Curfew. Quarantine. Lockdown. The reality of the COVID-19 experience has been tiresome, even frustrating, for most Canadians. Nevertheless, for the majority of us, staying home has been the safest option.
But for some Canadians, home is not always a safe place to be – witness reports of increased domestic violence during lockdowns. LGBTQ youth can also experience home – and family -as dangerous. New research from the Stigma and Resilience Among Vulnerable Youth Centre (SARAVYC) found that although a third of trans and non-binary youth reported feeling unsafe at school, 25 per cent of them also reported feeling unsafe at home.
Furthermore, mental health issues may be just as important to consider in addition to physical health and safety.
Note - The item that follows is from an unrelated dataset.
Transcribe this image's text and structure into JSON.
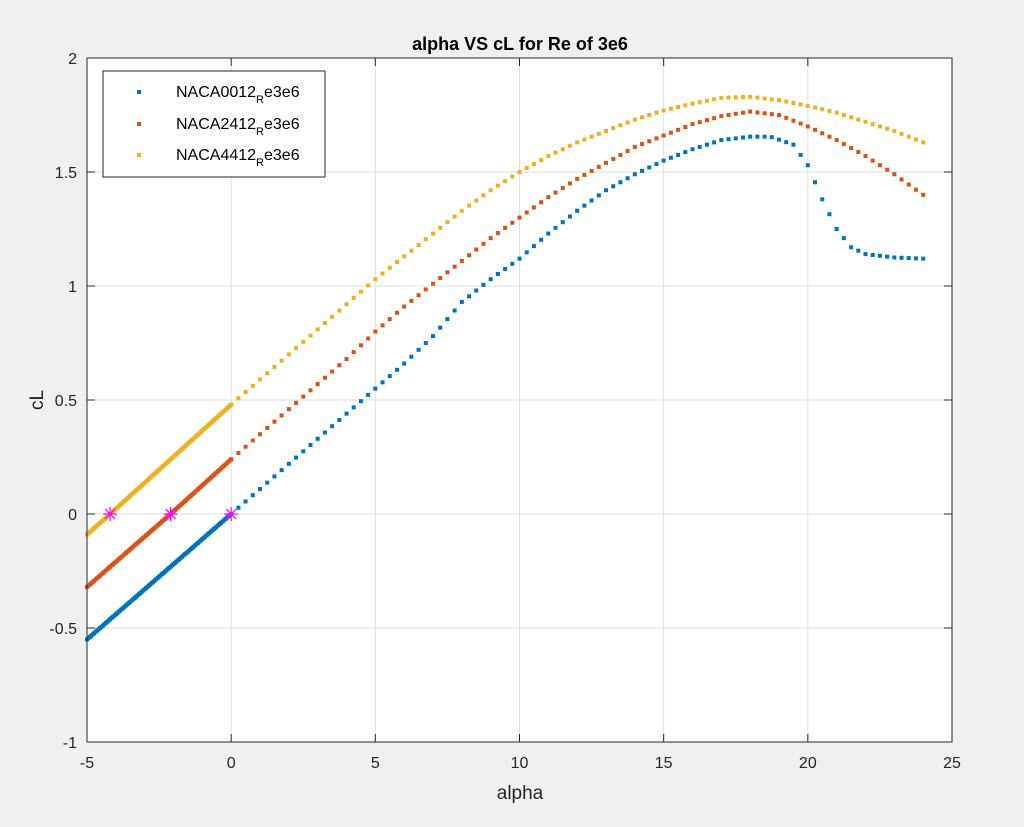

Lockdowns and social isolation – being cut off from social support networks – aren’t always the safest options for some Canadian youth during the COVID-19 pandemic.
In a study published in the Journal of Child and Family Studies, the authors found that parents of lesbian, gay and bisexual teens were reported as being less supportive of their children than they were 20 years ago. The same study shows that concurrently, perceived parental support has increased for heterosexual teens.
The authors of the paper contrast this with a general mellowing of mainstream attitudes toward formerly divisive issues such as gay marriage over the same time period.
“This increasing societal acceptance really doesn’t filter down to youth who are still in school, who are still being discriminated against or victimized by their classmates,” says the report’s co-author Hilary Rose, an associate professor in the Department of Applied Human Sciences at Concordia. “And it doesn’t trickle down to parent-child relations. Frankly, we were surprised by that.”
Ryan J. Watson at the University of Connecticut is the report’s lead author. Other co-authors include Marion Doull and Elizabeth Saewyc from the University of British Columbia and Jones Adjei at Red Deer College.
Data for decades
The researchers looked at the unusually large data set gathered from the quinquennial British Columbia Adolescent Health Survey, administered in 1998, 2003, 2008 and 2013. These four waves of responses gave them data from nearly 100,000 BC adolescents. The McCreary Centre Society, a non-governmental, non-profit youth health organization, conducts the anonymous survey of BC high school students every five years.
The survey asks respondents personal questions on dozens of topics relating to health, including some about their sexual orientation. Rose says the study benefits from anonymized answers that reflect teens in their ordinary settings.
“Most studies looking at sexual minority youth, which is an umbrella term I use, rely on very small data sets,” she says. “Often the data comes from teens who are in crisis. But here we can use a population-based sample – we get large numbers of gay, lesbian and bisexual youth when they are not in crisis, which is most of the time.”
Society and family dynamics do not always match
The authors write that “heterosexual boys and girls reported more family connectedness and mother/father support across all four survey years in general, and there were many instances where bisexual, gay and lesbian youth reported lower levels of family connectedness and mother/father support.”
The study notes declines in perceived support from both parents of sexual minority teens, though the drop was sharper among fathers.
Rose speculates there are several dynamics at play behind these findings:
First, she says that as societal norms around sexual minorities have eased, more young people are finding it easier to come out at younger ages, sometimes even before they have reached puberty.
Another may be a backlash against the changing of those same societal norms. As gay marriage became a frequent topic of political conversation, Rose wonders if it led to less tolerance toward sexual minorities in the home.
Parents as shields
Sexual minority youth are already associated with higher levels of bullying, suicidal thoughts, depression and likelihood of dropping out of school or leaving home early.
“Parental support is a huge protective factor for sexual minority youth,” she says. “It helps them deal with victimization at school, for instance. But if they cannot even count on parental support, you have to wonder, what are these kids going to do?”